Place prépondérante de Clot

Ce n’est pas tout, l’entreprise Clot va tenir une place prépondérante à Fontvergnes, proposant de nombreux emplois. Elle débute modestement, près de l’église, avec les activités de forgeron et de serrurier. S’y ajoute la construction de charpentes métalliques. Malgré le coup de frein brutal lié à la fermeture des mines de fond, la société prend son essor, ajoute de la chaudronnerie à sa palette artisanale et s’implantera près de la gare de marchandises.
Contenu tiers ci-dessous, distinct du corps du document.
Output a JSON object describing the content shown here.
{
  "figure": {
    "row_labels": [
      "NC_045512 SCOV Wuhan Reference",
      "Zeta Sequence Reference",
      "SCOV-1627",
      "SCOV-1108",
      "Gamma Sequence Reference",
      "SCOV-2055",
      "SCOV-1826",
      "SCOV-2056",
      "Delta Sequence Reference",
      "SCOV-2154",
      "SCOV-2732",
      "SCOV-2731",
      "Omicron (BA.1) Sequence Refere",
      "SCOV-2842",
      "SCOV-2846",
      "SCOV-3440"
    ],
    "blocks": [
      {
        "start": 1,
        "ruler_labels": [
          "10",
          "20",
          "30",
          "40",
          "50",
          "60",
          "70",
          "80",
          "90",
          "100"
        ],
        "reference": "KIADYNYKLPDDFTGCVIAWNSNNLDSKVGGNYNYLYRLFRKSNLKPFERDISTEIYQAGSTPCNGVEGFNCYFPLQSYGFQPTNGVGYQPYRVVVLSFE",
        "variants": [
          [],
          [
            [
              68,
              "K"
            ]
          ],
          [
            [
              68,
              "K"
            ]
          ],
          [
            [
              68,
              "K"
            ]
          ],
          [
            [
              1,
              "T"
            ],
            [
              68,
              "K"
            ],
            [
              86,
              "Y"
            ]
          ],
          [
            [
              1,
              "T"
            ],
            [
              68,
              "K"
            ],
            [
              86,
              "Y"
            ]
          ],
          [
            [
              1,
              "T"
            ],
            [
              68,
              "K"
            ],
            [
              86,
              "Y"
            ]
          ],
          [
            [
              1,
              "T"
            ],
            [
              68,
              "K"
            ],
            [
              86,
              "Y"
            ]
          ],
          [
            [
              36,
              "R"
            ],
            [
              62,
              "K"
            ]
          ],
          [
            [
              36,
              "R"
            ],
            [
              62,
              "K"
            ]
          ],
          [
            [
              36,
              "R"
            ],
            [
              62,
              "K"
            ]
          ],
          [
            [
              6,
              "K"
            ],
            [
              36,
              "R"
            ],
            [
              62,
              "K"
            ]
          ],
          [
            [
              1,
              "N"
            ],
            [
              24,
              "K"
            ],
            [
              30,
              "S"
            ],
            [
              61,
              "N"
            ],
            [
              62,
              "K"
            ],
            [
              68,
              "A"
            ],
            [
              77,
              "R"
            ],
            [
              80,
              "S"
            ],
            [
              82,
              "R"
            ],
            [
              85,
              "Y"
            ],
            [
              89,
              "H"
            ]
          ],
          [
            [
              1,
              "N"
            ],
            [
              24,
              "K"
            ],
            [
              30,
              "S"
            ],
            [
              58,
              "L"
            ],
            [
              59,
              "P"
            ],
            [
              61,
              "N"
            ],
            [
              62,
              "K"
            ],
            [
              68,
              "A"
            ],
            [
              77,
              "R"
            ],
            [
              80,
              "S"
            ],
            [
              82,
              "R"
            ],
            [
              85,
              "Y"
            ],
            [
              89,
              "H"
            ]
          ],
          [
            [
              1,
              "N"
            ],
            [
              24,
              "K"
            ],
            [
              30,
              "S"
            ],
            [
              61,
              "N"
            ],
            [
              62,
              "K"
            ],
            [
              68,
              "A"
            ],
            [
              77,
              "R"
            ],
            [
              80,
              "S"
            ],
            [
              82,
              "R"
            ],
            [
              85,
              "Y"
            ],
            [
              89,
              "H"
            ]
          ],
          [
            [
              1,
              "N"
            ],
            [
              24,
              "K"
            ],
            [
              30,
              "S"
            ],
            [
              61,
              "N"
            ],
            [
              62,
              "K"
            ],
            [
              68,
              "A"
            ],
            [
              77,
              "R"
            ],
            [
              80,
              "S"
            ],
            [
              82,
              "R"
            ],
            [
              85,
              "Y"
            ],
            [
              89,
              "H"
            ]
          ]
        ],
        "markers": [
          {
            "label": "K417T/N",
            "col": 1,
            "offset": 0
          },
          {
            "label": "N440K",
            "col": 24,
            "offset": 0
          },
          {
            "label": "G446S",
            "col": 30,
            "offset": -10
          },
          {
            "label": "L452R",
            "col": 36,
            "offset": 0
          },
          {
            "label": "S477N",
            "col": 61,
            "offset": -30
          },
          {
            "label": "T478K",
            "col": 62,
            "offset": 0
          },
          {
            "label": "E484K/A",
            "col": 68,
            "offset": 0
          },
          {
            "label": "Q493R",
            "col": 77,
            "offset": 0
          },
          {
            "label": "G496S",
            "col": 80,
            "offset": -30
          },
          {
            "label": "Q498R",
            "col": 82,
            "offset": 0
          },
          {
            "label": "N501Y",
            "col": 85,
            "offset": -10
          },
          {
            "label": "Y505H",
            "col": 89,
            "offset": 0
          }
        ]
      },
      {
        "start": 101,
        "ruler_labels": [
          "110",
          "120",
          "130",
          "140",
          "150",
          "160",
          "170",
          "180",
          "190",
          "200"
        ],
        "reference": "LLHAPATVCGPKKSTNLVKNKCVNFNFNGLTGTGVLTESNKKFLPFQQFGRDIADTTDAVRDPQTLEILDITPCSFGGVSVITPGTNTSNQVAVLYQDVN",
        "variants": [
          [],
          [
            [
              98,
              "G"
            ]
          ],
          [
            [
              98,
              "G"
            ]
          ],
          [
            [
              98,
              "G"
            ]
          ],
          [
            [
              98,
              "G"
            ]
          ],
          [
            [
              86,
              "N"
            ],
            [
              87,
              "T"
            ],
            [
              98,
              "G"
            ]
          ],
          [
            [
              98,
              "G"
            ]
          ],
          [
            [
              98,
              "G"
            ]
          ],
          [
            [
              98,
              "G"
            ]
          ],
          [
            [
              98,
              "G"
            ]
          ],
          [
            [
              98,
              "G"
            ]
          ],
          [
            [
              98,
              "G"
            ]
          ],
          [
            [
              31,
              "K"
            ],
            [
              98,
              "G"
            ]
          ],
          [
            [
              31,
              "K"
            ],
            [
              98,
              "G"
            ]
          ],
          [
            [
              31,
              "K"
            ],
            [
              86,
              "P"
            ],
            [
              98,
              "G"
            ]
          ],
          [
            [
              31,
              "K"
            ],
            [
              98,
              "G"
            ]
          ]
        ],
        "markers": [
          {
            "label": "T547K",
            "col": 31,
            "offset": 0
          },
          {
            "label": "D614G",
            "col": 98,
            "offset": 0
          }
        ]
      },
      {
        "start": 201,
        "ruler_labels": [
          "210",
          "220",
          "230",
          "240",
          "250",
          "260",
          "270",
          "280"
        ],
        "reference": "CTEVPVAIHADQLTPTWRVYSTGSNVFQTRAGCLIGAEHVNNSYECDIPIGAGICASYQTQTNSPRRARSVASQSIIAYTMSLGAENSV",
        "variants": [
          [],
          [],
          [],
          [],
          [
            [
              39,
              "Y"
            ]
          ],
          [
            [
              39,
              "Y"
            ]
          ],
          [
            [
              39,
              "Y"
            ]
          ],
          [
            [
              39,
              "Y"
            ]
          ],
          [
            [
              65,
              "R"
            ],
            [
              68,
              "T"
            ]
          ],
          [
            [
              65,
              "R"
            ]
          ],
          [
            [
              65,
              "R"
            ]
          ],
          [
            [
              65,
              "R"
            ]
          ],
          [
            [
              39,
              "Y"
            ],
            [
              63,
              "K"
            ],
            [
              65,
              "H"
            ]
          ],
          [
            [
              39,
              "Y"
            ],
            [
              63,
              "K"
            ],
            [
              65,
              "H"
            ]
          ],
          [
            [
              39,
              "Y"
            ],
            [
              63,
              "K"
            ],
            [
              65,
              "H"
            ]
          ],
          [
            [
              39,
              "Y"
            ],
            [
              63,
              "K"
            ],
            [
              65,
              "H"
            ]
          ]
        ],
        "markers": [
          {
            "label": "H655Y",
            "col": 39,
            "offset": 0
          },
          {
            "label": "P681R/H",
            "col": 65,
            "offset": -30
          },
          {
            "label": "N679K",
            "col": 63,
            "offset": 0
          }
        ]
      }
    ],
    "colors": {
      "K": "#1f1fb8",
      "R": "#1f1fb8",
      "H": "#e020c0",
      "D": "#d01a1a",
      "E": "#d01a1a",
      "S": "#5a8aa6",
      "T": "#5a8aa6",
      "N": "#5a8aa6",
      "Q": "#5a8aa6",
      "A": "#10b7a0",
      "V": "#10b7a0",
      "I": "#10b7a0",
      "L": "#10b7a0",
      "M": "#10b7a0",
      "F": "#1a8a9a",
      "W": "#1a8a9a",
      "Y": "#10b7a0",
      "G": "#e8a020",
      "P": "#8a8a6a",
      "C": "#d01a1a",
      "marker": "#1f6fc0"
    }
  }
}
Elle comptera jusqu’à 120 ouvriers, secrétaires, etc., dont plusieurs équipes de monteurs qui érigeaient bergeries, étables, hangars, dans tout le sud-ouest de la France. Elle cessera ses affaires au début des années 1980. L’un des contremaîtres de Clot, Falières, s’installera à son compte et poursuivra quelques années durant l’aventure des charpentes métalliques.

Mécanique et usinage Fel

L’entreprise de mécanique et usinage Fel se situait au croisement de la route de Lacaze. Une anecdote : un beau jour, le patron désireux d’embaucher un jeune homme prometteur mais sans moyen de locomotion lui paya un vélo, c’était une autre époque…Tandis que Fel fermait ses portes, Claude Gaillac ouvrait une petite entreprise à la fin des années 1950, ajoutant à son étude thermique le négoce pour les professionnels et les particuliers, le chauffage sanitaire, puis le dépannage et le service après-vente (SAV). La société monta jusqu’à 22 salariés, cessant ses activités au début des années 1980. Dans les années soixante-quatre-vingt, on trouvait encore à Fontvergnes deux garages autos (Cassan avec plusieurs salariés et Billaud), un ébéniste (Chayrouse), un bobineur (Dumalanède), un plâtrier tapissier (Hernandez) qui employa jusqu’à neuf personnes, un dépanneur électroménager (Seydou).

Métiers et emplois perdus

Ce tour d’horizon permet de mesurer tous les métiers et emplois perdus, le rôle des entreprises familiales qui misaient sur l’humain, l’intérêt de la proximité, la complémentarité de tout un tissu économique faisant vivre un quartier, autant d’éléments brisés par la fermeture des mines et la désindustrialisation, dilués aujourd’hui dans les méandres de la modernité.